Die Kirche von Nowa Huta - Symbol für Polens Sieg über den Kommunismus

Vor 15 Jahren starb ihr Baumeister Pfarrer Józef Gorzelany

04.11.2020 aktuelles
Als im Herbst 2020 Deutschland den 30. Jahrestag seiner Wiedervereinigung feierte, wurde in manchen Rückblenden auch die Rolle Polens gewürdigt. „Der Weg zur Wiedervereinigung begann mit der Wahl Karol Wojtyłas zum Papst und der Gründung von Solidarnosc“, sagte etwa Nordrhein-Westfalens Ministerpräsident Armin Laschet. Aber auch der Jahrhundertpapst Johannes Paul II. bedurfte engagierter und mutiger Mitarbeiter. Einer von ihnen war Pfarrer Józef Gorzelany, der zusammen mit seiner Gemeinde das Wunder des Kirchenbaus von Nowa Huta vollbrachte. – Ein Beitrag von Volker Niggewöhner (KIRCHE IN NOT).
Józef Gorzelany, von 1965 bis 1986 Pfarrer in Nowa Huta.
Als die Kommunisten nach dem Zweiten Weltkrieg in Polen die Macht Stück für Stück an sich rissen, setzte auch in einem der katholischsten Länder der Welt der Kampf gegen Religion und Kirche ein. Zwar konnte die Kirchenverfolgung hier wegen der Frömmigkeit der Bevölkerung und ihrer Treue zum Papst weniger offen erfolgen wie in anderen Ländern hinter dem Eisernen Vorhang. Aber die Regierungen der autoritären Volksrepublik Polen versuchten durch zahlreiche Umerziehungsmaßnahmen, die katholischen Polen von ihrem Glauben zu entfremden.

 

Stadt ohne Gott

Dazu zählten auch städtebauliche Maßnahmen. In Nowa Huta („Neue Hütte“), heute ein Stadtteil von Krakau, sollte ab 1947 ein „Arbeiterparadies“, eine Trabantenstadt im Stile des „sozialistischen Klassizismus“ für bis zu 200.000 Bewohner entstehen. Man scheute in dieser Hinsicht weder Kosten noch Mühen: Die besten Architekten wurden beauftragt; Kinos, Theater und andere Vergnügungsstätten entstanden. Nowa Huta war als „Stadt ohne Gott“ geplant: Es sollte keine Kirche geben, ja nicht einmal ein Kreuz.

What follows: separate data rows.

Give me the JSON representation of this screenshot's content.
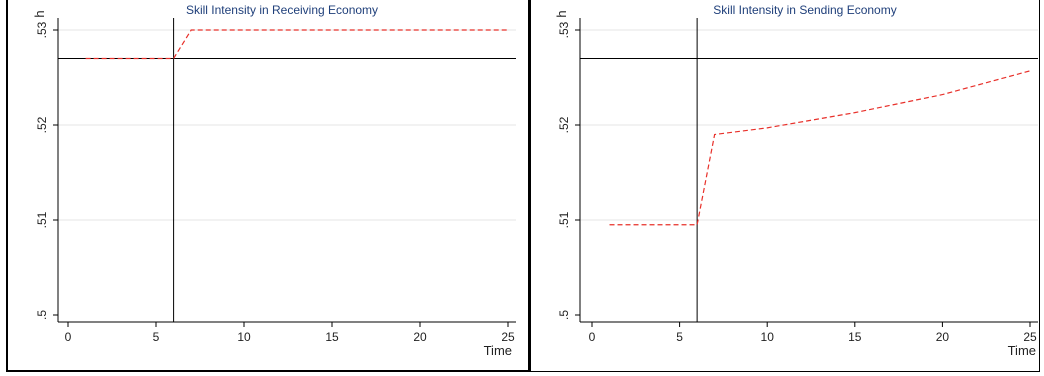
{
  "chart_data": [
    {
      "type": "line",
      "title": "Skill Intensity in Receiving Economy",
      "xlabel": "Time",
      "ylabel": "h",
      "xlim": [
        0,
        25
      ],
      "ylim": [
        0.5,
        0.53
      ],
      "xticks": [
        0,
        5,
        10,
        15,
        20,
        25
      ],
      "xtick_labels": [
        "0",
        "5",
        "10",
        "15",
        "20",
        "25"
      ],
      "yticks": [
        0.5,
        0.51,
        0.52,
        0.53
      ],
      "ytick_labels": [
        ".5",
        ".51",
        ".52",
        ".53"
      ],
      "grid": true,
      "vline_x": 6,
      "hline_y": 0.527,
      "series": [
        {
          "color": "#e8302a",
          "style": "dashed",
          "x": [
            1,
            6,
            7,
            25
          ],
          "y": [
            0.527,
            0.527,
            0.53,
            0.53
          ]
        }
      ]
    },
    {
      "type": "line",
      "title": "Skill Intensity in Sending Economy",
      "xlabel": "Time",
      "ylabel": "h",
      "xlim": [
        0,
        25
      ],
      "ylim": [
        0.5,
        0.53
      ],
      "xticks": [
        0,
        5,
        10,
        15,
        20,
        25
      ],
      "xtick_labels": [
        "0",
        "5",
        "10",
        "15",
        "20",
        "25"
      ],
      "yticks": [
        0.5,
        0.51,
        0.52,
        0.53
      ],
      "ytick_labels": [
        ".5",
        ".51",
        ".52",
        ".53"
      ],
      "grid": true,
      "vline_x": 6,
      "hline_y": 0.527,
      "series": [
        {
          "color": "#e8302a",
          "style": "dashed",
          "x": [
            1,
            6,
            7,
            10,
            15,
            20,
            25
          ],
          "y": [
            0.5095,
            0.5095,
            0.519,
            0.5197,
            0.5213,
            0.5232,
            0.5257
          ]
        }
      ]
    }
  ]
}
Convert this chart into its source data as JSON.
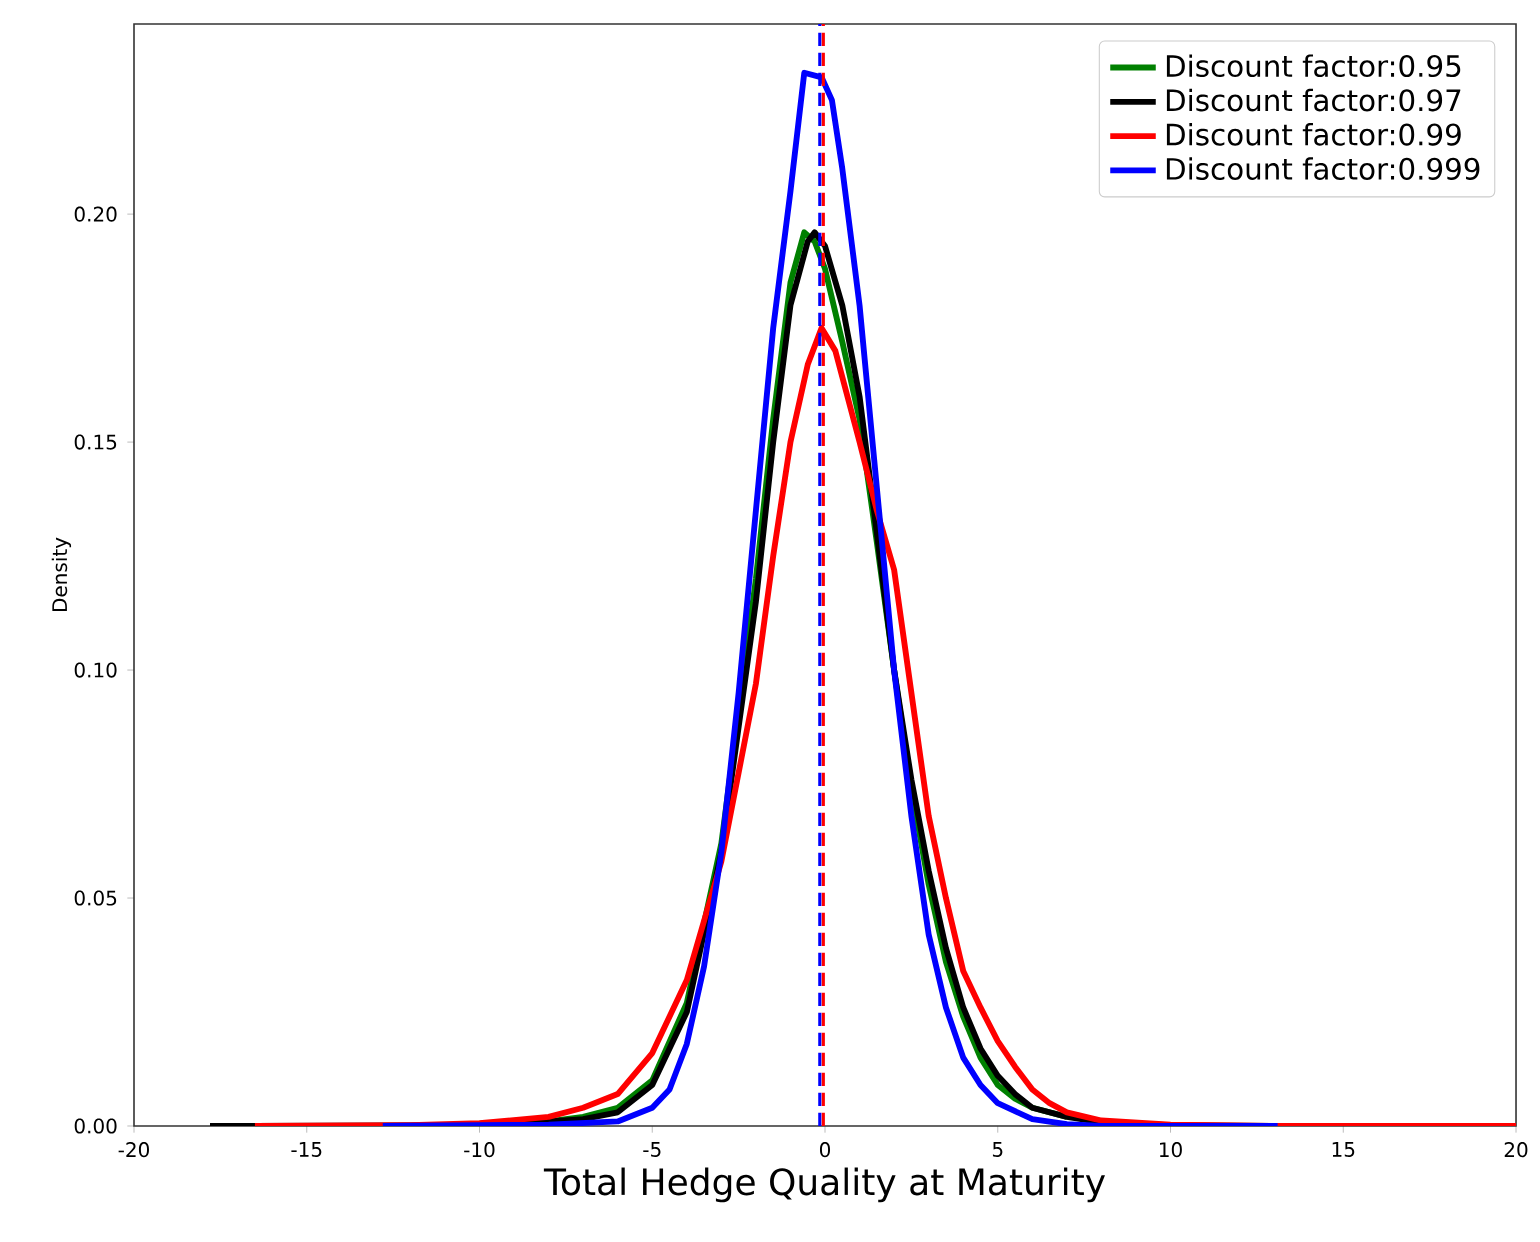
{
  "chart_data": {
    "type": "line",
    "xlabel": "Total Hedge Quality at Maturity",
    "ylabel": "Density",
    "xlim": [
      -20,
      20
    ],
    "xticks": [
      -20,
      -15,
      -10,
      -5,
      0,
      5,
      10,
      15,
      20
    ],
    "ylim": [
      0,
      0.2417
    ],
    "yticks": [
      {
        "value": 0,
        "label": "0.00"
      },
      {
        "value": 0.05,
        "label": "0.05"
      },
      {
        "value": 0.1,
        "label": "0.10"
      },
      {
        "value": 0.15,
        "label": "0.15"
      },
      {
        "value": 0.2,
        "label": "0.20"
      }
    ],
    "legend": "top right",
    "grid": false,
    "marker": "none",
    "line_style": "solid",
    "series": [
      {
        "name": "Discount factor:0.95",
        "color": "#008000",
        "x": [
          -10,
          -8,
          -7,
          -6,
          -5,
          -4,
          -3,
          -2,
          -1.5,
          -1,
          -0.6,
          -0.3,
          0,
          0.5,
          1,
          1.5,
          2,
          2.5,
          3,
          3.5,
          4,
          4.5,
          5,
          5.5,
          6,
          7
        ],
        "values": [
          0.0003,
          0.001,
          0.002,
          0.004,
          0.01,
          0.027,
          0.062,
          0.12,
          0.155,
          0.185,
          0.196,
          0.194,
          0.188,
          0.172,
          0.155,
          0.128,
          0.1,
          0.074,
          0.053,
          0.036,
          0.024,
          0.015,
          0.009,
          0.006,
          0.004,
          0.002
        ]
      },
      {
        "name": "Discount factor:0.97",
        "color": "#000000",
        "x": [
          -17.8,
          -12,
          -10,
          -8,
          -7,
          -6,
          -5,
          -4,
          -3,
          -2,
          -1.5,
          -1,
          -0.5,
          -0.3,
          0,
          0.5,
          1,
          1.5,
          2,
          2.5,
          3,
          3.5,
          4,
          4.5,
          5,
          5.5,
          6,
          7,
          8,
          10,
          13
        ],
        "values": [
          0,
          0.0001,
          0.0003,
          0.001,
          0.0015,
          0.003,
          0.009,
          0.025,
          0.06,
          0.115,
          0.15,
          0.18,
          0.194,
          0.196,
          0.193,
          0.18,
          0.16,
          0.13,
          0.1,
          0.076,
          0.056,
          0.039,
          0.026,
          0.017,
          0.011,
          0.007,
          0.004,
          0.002,
          0.0008,
          0.0002,
          0
        ]
      },
      {
        "name": "Discount factor:0.99",
        "color": "#ff0000",
        "x": [
          -16.5,
          -12,
          -10,
          -8,
          -7,
          -6,
          -5,
          -4,
          -3,
          -2,
          -1.5,
          -1,
          -0.5,
          -0.1,
          0.3,
          1,
          1.5,
          2,
          2.5,
          3,
          3.5,
          4,
          4.5,
          5,
          5.5,
          6,
          6.5,
          7,
          8,
          10,
          13,
          20
        ],
        "values": [
          0,
          0.0002,
          0.0006,
          0.002,
          0.004,
          0.007,
          0.016,
          0.032,
          0.058,
          0.097,
          0.125,
          0.15,
          0.167,
          0.175,
          0.17,
          0.15,
          0.135,
          0.122,
          0.095,
          0.068,
          0.05,
          0.034,
          0.026,
          0.0186,
          0.013,
          0.008,
          0.005,
          0.003,
          0.0012,
          0.0003,
          0,
          0
        ]
      },
      {
        "name": "Discount factor:0.999",
        "color": "#0000ff",
        "x": [
          -12.8,
          -8,
          -6,
          -5,
          -4.5,
          -4,
          -3.5,
          -3,
          -2.5,
          -2,
          -1.5,
          -1,
          -0.6,
          -0.1,
          0.2,
          0.5,
          1,
          1.5,
          2,
          2.5,
          3,
          3.5,
          4,
          4.5,
          5,
          6,
          7,
          8,
          13.1
        ],
        "values": [
          0,
          0.0003,
          0.001,
          0.004,
          0.008,
          0.018,
          0.035,
          0.06,
          0.095,
          0.135,
          0.175,
          0.205,
          0.231,
          0.23,
          0.225,
          0.21,
          0.18,
          0.14,
          0.1,
          0.068,
          0.042,
          0.026,
          0.015,
          0.009,
          0.005,
          0.0015,
          0.0004,
          0,
          0
        ]
      }
    ],
    "ref_lines": [
      {
        "axis": "x",
        "value": -0.05,
        "color": "#ff0000",
        "line_style": "dashed"
      },
      {
        "axis": "x",
        "value": -0.15,
        "color": "#0000ff",
        "line_style": "dashed"
      }
    ]
  }
}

Frauen und Männer beim Bau der Kirche in Nowa Huta.
Dennoch gründete sich bereits 1952 eine Pfarrgemeinde in Nowa Huta, die 1957 – ermutigt durch eine Lockerung der Religionspolitik – an der Stelle der späteren Kirche erstmals ein Kreuz errichtete. Immer wieder jedoch ließen die staatlichen Behörden das Kreuz entfernen, manchmal durch betrunkene Arbeiter, die man dafür bezahlt hatte. Doch unermüdlich richteten es Anwohner und Gemeindemitglieder wieder auf. Es kam zu gewalttätigen Übergriffen der Polizei- und Militärkräfte, die Todesopfer forderten. Trotz der Gewalt trafen sich immer wieder tausende Gläubige an dem Kreuz, um zu beten und Lieder wie dieses zu singen: „Wir wollen Gott, wir werden unterdrückt. Er ist unser König. Er ist unser Herr.“ Zwar konnten die Katholiken von Nowa Huta nicht die Forderung nach dem Bau einer Kirche durchsetzen, aber fortan duldete das Regime das Kreuz, das zum Symbol der Hoffnung wurde.

 

Kampf um Kreuz und Kirche

1964 wurde Weihbischof Karol Wojtyła, der spätere Papst Johannes Paul II., zum Erzbischof von Krakau ernannt. Der junge, tatkräftige Oberhirte scheute die Konfrontation mit dem kommunistischen Regime in Polen nicht. Besonders der geplante Kirchenbau in Nowa Huta wurde ihm zu einem Herzensanliegen. Bereits als Weihbischof hatte er mäßigend auf die gespannte Situation einwirken können. Als Erzbischof feierte er in der Folgezeit trotz Widerstands der Behörden an der Stelle des Kreuzes wiederholt die Heilige Messe im Freien. Es gelang ihm, im Ausland Aufmerksamkeit für das Projekt zu erregen und 1965 eine Baugenehmigung der staatlichen Behörden für die Kirche zu erwirken. 1967 segnete der kurz zuvor zum Kardinal ernannte Wojtyła den Bauplatz, am 18. Mai 1969 fand die Grundsteinlegung statt.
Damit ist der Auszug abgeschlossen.